Alfieri torna al tempo della sua stupida vegetazione infantile (rr. 2-3) e rammenta una preziosa gamma di sensazioni primitive (r. 11) che riaffiorano inaspettatamente alla memoria mediante la vista di un particolare apparentemente insignificante: un paio di scarpe simili a quelle che calzava suo zio. L’osservazione di Alfieri è estremamente moderna, poiché coglie come la memoria umana conservi non solo ricordi di fatti e persone, ma anche sensazioni particolari capaci di rievocare precise atmosfere (si troverà qualcosa di analogo nel ciclo romanzesco Alla ricerca del tempo perduto dello scrittore francese novecentesco Marcel Proust, il cui protagonista-narratore ritrova alcuni fondamentali ricordi e atmosfere dell’infanzia assaggiando casualmente una madeleine, un dolce che, proprio come le scarpe quadrate di cui parla Alfieri, gli riporta alla mente un passato che credeva dimenticato per sempre).
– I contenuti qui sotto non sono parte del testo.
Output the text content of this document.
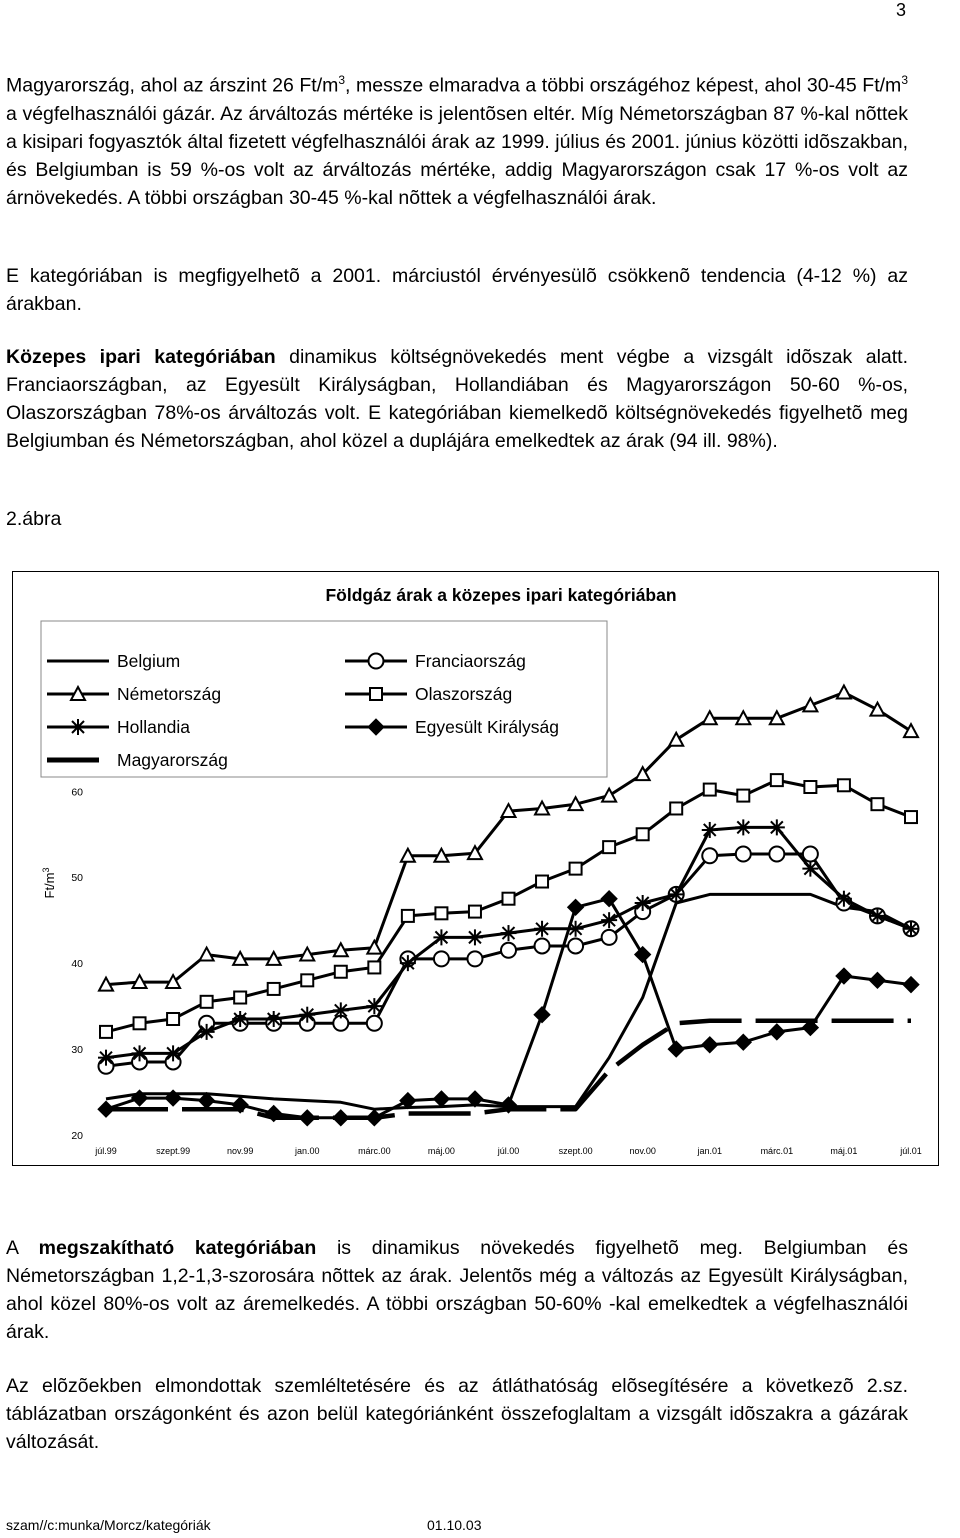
3

Magyarország, ahol az árszint 26 $Ft/m^3$, messze elmaradva a többi országéhoz képest, ahol 30-45 $Ft/m^3$ a végfelhasználói gázár. Az árváltozás mértéke is jelentõsen eltér. Míg Németországban 87 %-kal nõttek a kisipari fogyasztók által fizetett végfelhasználói árak az 1999. július és 2001. június közötti idõszakban, és Belgiumban is 59 %-os volt az árváltozás mértéke, addig Magyarországon csak 17 %-os volt az árnövekedés. A többi országban 30-45 %-kal nõttek a végfelhasználói árak.

E kategóriában is megfigyelhetõ a 2001. márciustól érvényesülõ csökkenõ tendencia (4-12 %) az árakban.

Közepes ipari kategóriában dinamikus költségnövekedés ment végbe a vizsgált idõszak alatt. Franciaországban, az Egyesült Királyságban, Hollandiában és Magyarországon 50-60 %-os, Olaszországban 78%-os árváltozás volt. E kategóriában kiemelkedõ költségnövekedés figyelhetõ meg Belgiumban és Németországban, ahol közel a duplájára emelkedtek az árak (94 ill. 98%).

2.ábra
Földgáz árak a közepes ipari kategóriában
$Ft/m^3$
20
30
40
50
60
júl.99	szept.99	nov.99	jan.00	márc.00	máj.00	júl.00	szept.00	nov.00	jan.01	márc.01	máj.01	júl.01
Belgium	Franciaország
Németország	Olaszország
Hollandia	Egyesült Királyság
Magyarország

A megszakítható kategóriában is dinamikus növekedés figyelhetõ meg. Belgiumban és Németországban 1,2-1,3-szorosára nõttek az árak. Jelentõs még a változás az Egyesült Királyságban, ahol közel 80%-os volt az áremelkedés. A többi országban 50-60% -kal emelkedtek a végfelhasználói árak.

Az elõzõekben elmondottak szemléltetésére és az átláthatóság elõsegítésére a következõ 2.sz. táblázatban országonként és azon belül kategóriánként összefoglaltam a vizsgált idõszakra a gázárak változását.

szam//c:munka/Morcz/kategóriák	01.10.03
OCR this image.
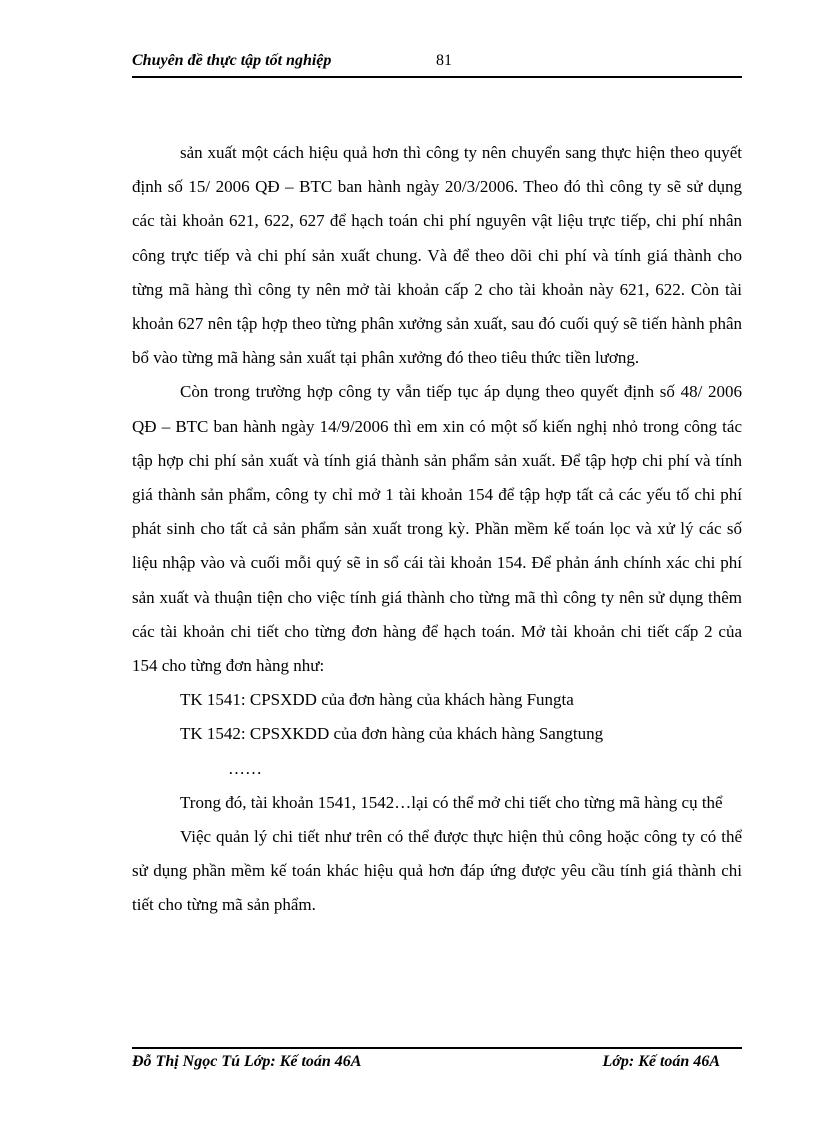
Chuyên đề thực tập tốt nghiệp	81

sản xuất một cách hiệu quả hơn thì công ty nên chuyển sang thực hiện theo quyết định số 15/ 2006 QĐ – BTC ban hành ngày 20/3/2006. Theo đó thì công ty sẽ sử dụng các tài khoản 621, 622, 627 để hạch toán chi phí nguyên vật liệu trực tiếp, chi phí nhân công trực tiếp và chi phí sản xuất chung. Và để theo dõi chi phí và tính giá thành cho từng mã hàng thì công ty nên mở tài khoản cấp 2 cho tài khoản này 621, 622. Còn tài khoản 627 nên tập hợp theo từng phân xưởng sản xuất, sau đó cuối quý sẽ tiến hành phân bổ vào từng mã hàng sản xuất tại phân xưởng đó theo tiêu thức tiền lương.

Còn trong trường hợp công ty vẫn tiếp tục áp dụng theo quyết định số 48/ 2006 QĐ – BTC ban hành ngày 14/9/2006 thì em xin có một số kiến nghị nhỏ trong công tác tập hợp chi phí sản xuất và tính giá thành sản phẩm sản xuất. Để tập hợp chi phí và tính giá thành sản phẩm, công ty chỉ mở 1 tài khoản 154 để tập hợp tất cả các yếu tố chi phí phát sinh cho tất cả sản phẩm sản xuất trong kỳ. Phần mềm kế toán lọc và xử lý các số liệu nhập vào và cuối mỗi quý sẽ in sổ cái tài khoản 154. Để phản ánh chính xác chi phí sản xuất và thuận tiện cho việc tính giá thành cho từng mã thì công ty nên sử dụng thêm các tài khoản chi tiết cho từng đơn hàng để hạch toán. Mở tài khoản chi tiết cấp 2 của 154 cho từng đơn hàng như:

TK 1541: CPSXDD của đơn hàng của khách hàng Fungta

TK 1542: CPSXKDD của đơn hàng của khách hàng Sangtung

……

Trong đó, tài khoản 1541, 1542…lại có thể mở chi tiết cho từng mã hàng cụ thể

Việc quản lý chi tiết như trên có thể được thực hiện thủ công hoặc công ty có thể sử dụng phần mềm kế toán khác hiệu quả hơn đáp ứng được yêu cầu tính giá thành chi tiết cho từng mã sản phẩm.

Đỗ Thị Ngọc Tú Lớp: Kế toán 46A	Lớp: Kế toán 46A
A partire dal recupero di questa sensazione di familiare dolcezza trae origine una pagina di cristallina intimità, che, in accordo con le teorie sensistiche, rivela l’affinità dei pensieri colle sensazioni (rr. 15-16), dimostrando che la razionalità ha origine dalle impressioni raccolte dai sensi. Il contenuto di questo ricordo, infatti, non è costituito da parole o fatti, ma da sensazioni del gusto (il dolce dei confetti) e del tatto (le carezze dello zio al bambino).
Le scelte stilistiche
La lettura della Vita di Alfieri è gradevole anche per il lettore di oggi in virtù della sua sintassi regolare, caratterizzata da periodi di ragionevole estensione e da una costruzione delle frasi per lo più lineare, ben lontana dall’ampollosità retorica di molta letteratura settecentesca. Alfieri preferisce in genere il procedimento paratattico, che rende la prosa piana e scorrevole; inoltre, la scelta di dividere il testo in capitoli dalle dimensioni contenute gli permette di dare rilievo ai momenti che ritiene più significativi per costruire, attraverso la rievocazione del passato, l’immagine complessa del proprio temperamento.
Il lessico è lontano da quello aulico delle tragedie: l’autore opta qui per scelte più colloquiali, che instaurano con il lettore un immediato clima di intimità, particolarmente adatto alla confessione e al racconto di sé. Alla creazione di questa atmosfera contribuisce l’uso frequente dei nomi alterati (vezzeggiativi e diminutivi in primis). Il tono più volte autoironico, e generalmente bonario, sottolinea invece i comportamenti eccessivi e le reazioni esagerate del protagonista.
VERSO LE COMPETENZE
Comprendere
1 Suddividi il testo in sequenze e assegna a ognuna un titolo.
2 Quali sono i primi ricordi d'infanzia che ha Alfieri?
3 Come e perché Vittorio bambino corregge i dizionari?
4 Chi è Padre Angelo?
Analizzare
5 Sottolinea gli aggettivi che lo scrittore attribuisce al proprio carattere, dividendoli tra quelli che si riferiscono a pregi e quelli che rimandano a difetti.
6 Rintraccia i passi in cui Alfieri motiva la scelta di raccontare gli aneddoti della propria vita.
7 Nel testo sono presenti molti diminutivi e vezzeggiativi: rintracciali e spiega quale funzione hanno di volta in volta.
Interpretare
8 Commenta l’episodio della reticella: perché essa suscita una tale repulsione nel bambino? Quali sentimenti e paure provoca in lui?
9 Spiega quali tratti del carattere del protagonista rivelano gli episodi del tentato suicidio attraverso l’ingestione di erbe e del rifiuto di chiedere una cosa gradita alla nonna materna.
scrivere per...
esporre
10 Descrivi, in un testo di circa 15 righe, il carattere di Alfieri per come emerge complessivamente da questi ricordi d'infanzia.
Dibattito in classe
11 In queste pagine, l’autore delinea le caratteristiche comportamentali che, a suo parere, lo distinguevano fin da bambino. Sei anche tu del parere che l’indole emersa nei primi anni di vita sia quella che resterà comunque prevalente anche nell’età adulta o credi che siano soprattutto le esperienze successive a plasmare il carattere di una persona? perché? Discutine con la classe.